INFLUENTIAL FEATURES PCA FOR HIGH DIMENSIONAL CLUSTERING

成果类型:
Article
署名作者:
Jin, Jiashun; Wang, Wanjie
署名单位:
Carnegie Mellon University; National University of Singapore
刊物名称:
ANNALS OF STATISTICS
ISSN/ISSBN:
0090-5364
DOI:
10.1214/15-AOS1423
发表日期:
2016
页码:
2323-2359
关键词:
higher criticism large deviations CLASSIFICATION components inference graph rare
摘要:
We consider a clustering problem where we observe feature vectors X-i is an element of R-P, i = 1, 2,..., n, from K possible classes. The class labels are unknown and the main interest is to estimate them. We are primarily interested in the modern regime of p >> n, where classical clustering methods face challenges. We propose Influential Features PCA (IF-PCA) as a new clustering procedure. In IF-PCA, we select a small fraction of features with the largest Kolmogorov Smirnov (KS) scores, obtain the first (K-1) left singular vectors of the post-selection normalized data matrix, and then estimate the labels by applying the classical k-means procedure to these singular vectors. In this procedure, the only tuning parameter is the threshold in the feature selection step.

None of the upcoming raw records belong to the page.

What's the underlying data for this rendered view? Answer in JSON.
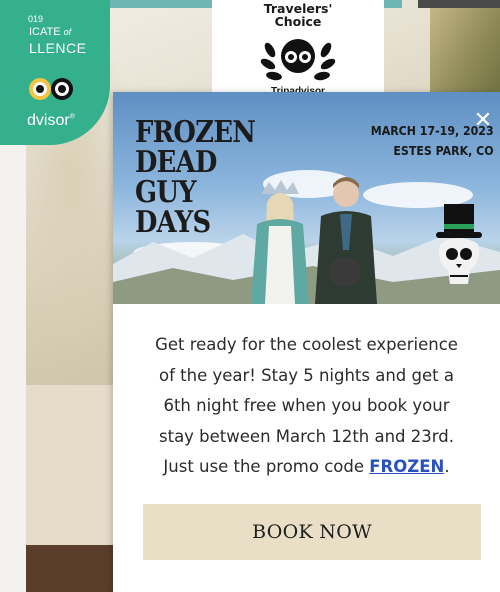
{
  "badges": {
    "certificate": {
      "year": "019",
      "line1": "ICATE",
      "line1_of": "of",
      "line2": "LLENCE",
      "brand": "dvisor",
      "brand_mark": "®"
    },
    "travelers_choice": {
      "title_line1": "Travelers'",
      "title_line2": "Choice",
      "subtitle": "Tripadvisor"
    }
  },
  "modal": {
    "close_glyph": "✕",
    "event_title": [
      "FROZEN",
      "DEAD",
      "GUY",
      "DAYS"
    ],
    "event_dates": "MARCH 17-19, 2023",
    "event_location": "ESTES PARK, CO",
    "promo": {
      "line1": "Get ready for the coolest experience",
      "line2": "of the year! Stay 5 nights and get a",
      "line3": "6th night free when you book your",
      "line4": "stay between March 12th and 23rd.",
      "line5_prefix": "Just use the promo code ",
      "code": "FROZEN",
      "line5_suffix": "."
    },
    "book_button": "BOOK NOW"
  },
  "colors": {
    "tripadvisor_green": "#34b08c",
    "promo_link": "#2a52be",
    "book_button_bg": "#e9dfc6",
    "footer_brown": "#5a3e2b"
  }
}
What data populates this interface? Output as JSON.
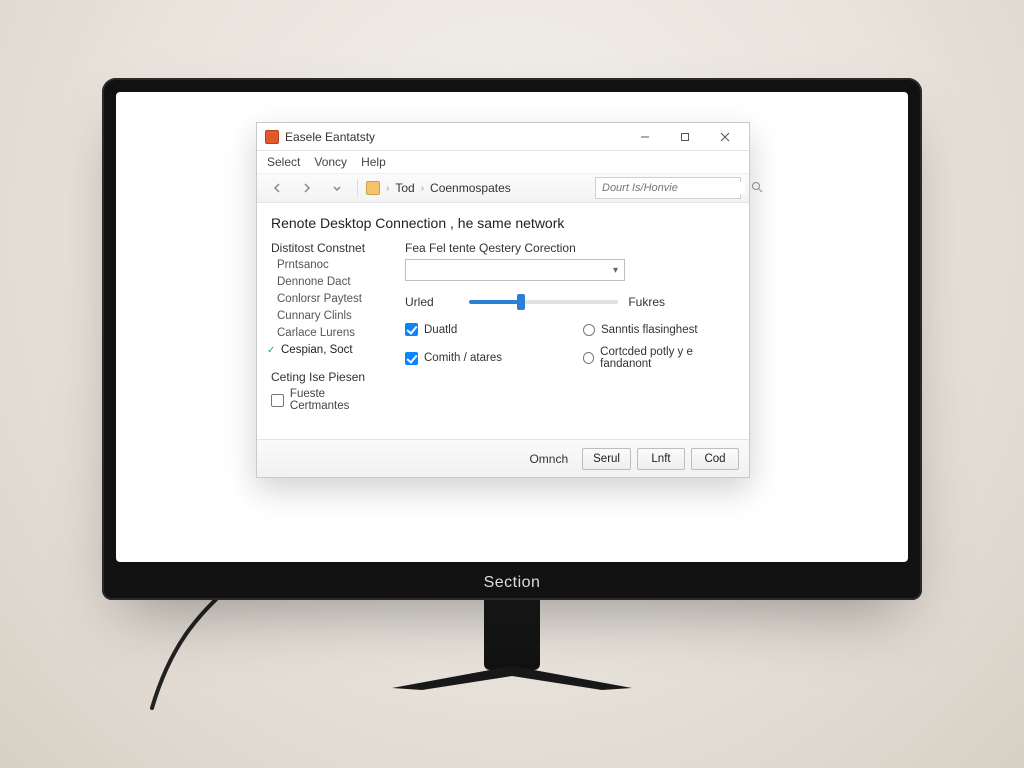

We set the threshold in a data-driven fashion by adapting the recent notion of Higher Criticism. As a result, IF-PCA is a tuning-free clustering method. We apply IF-PCA to 10 gene microarray data sets. The method has competitive performance in clustering. Especially, in three of the data sets, the error rates of IF-PCA are only 29% or less of the error rates by other methods. We have also rediscovered a phenomenon on empirical null by Efron [J. Amer. Statist. Assoc. 99 (2004) 96-104] on microarray data. With delicate analysis, especially post-selection eigen-analysis, we derive tight probability bounds on the Kolmogorov Smirnov statistics and show that IF-PCA yields clustering consistency in a broad context. The clustering problem is connected to the problems of sparse PCA and low-rank matrix recovery, but it is different in important ways. We reveal an interesting phase transition phenomenon associated with these problems and identify the range of interest for each.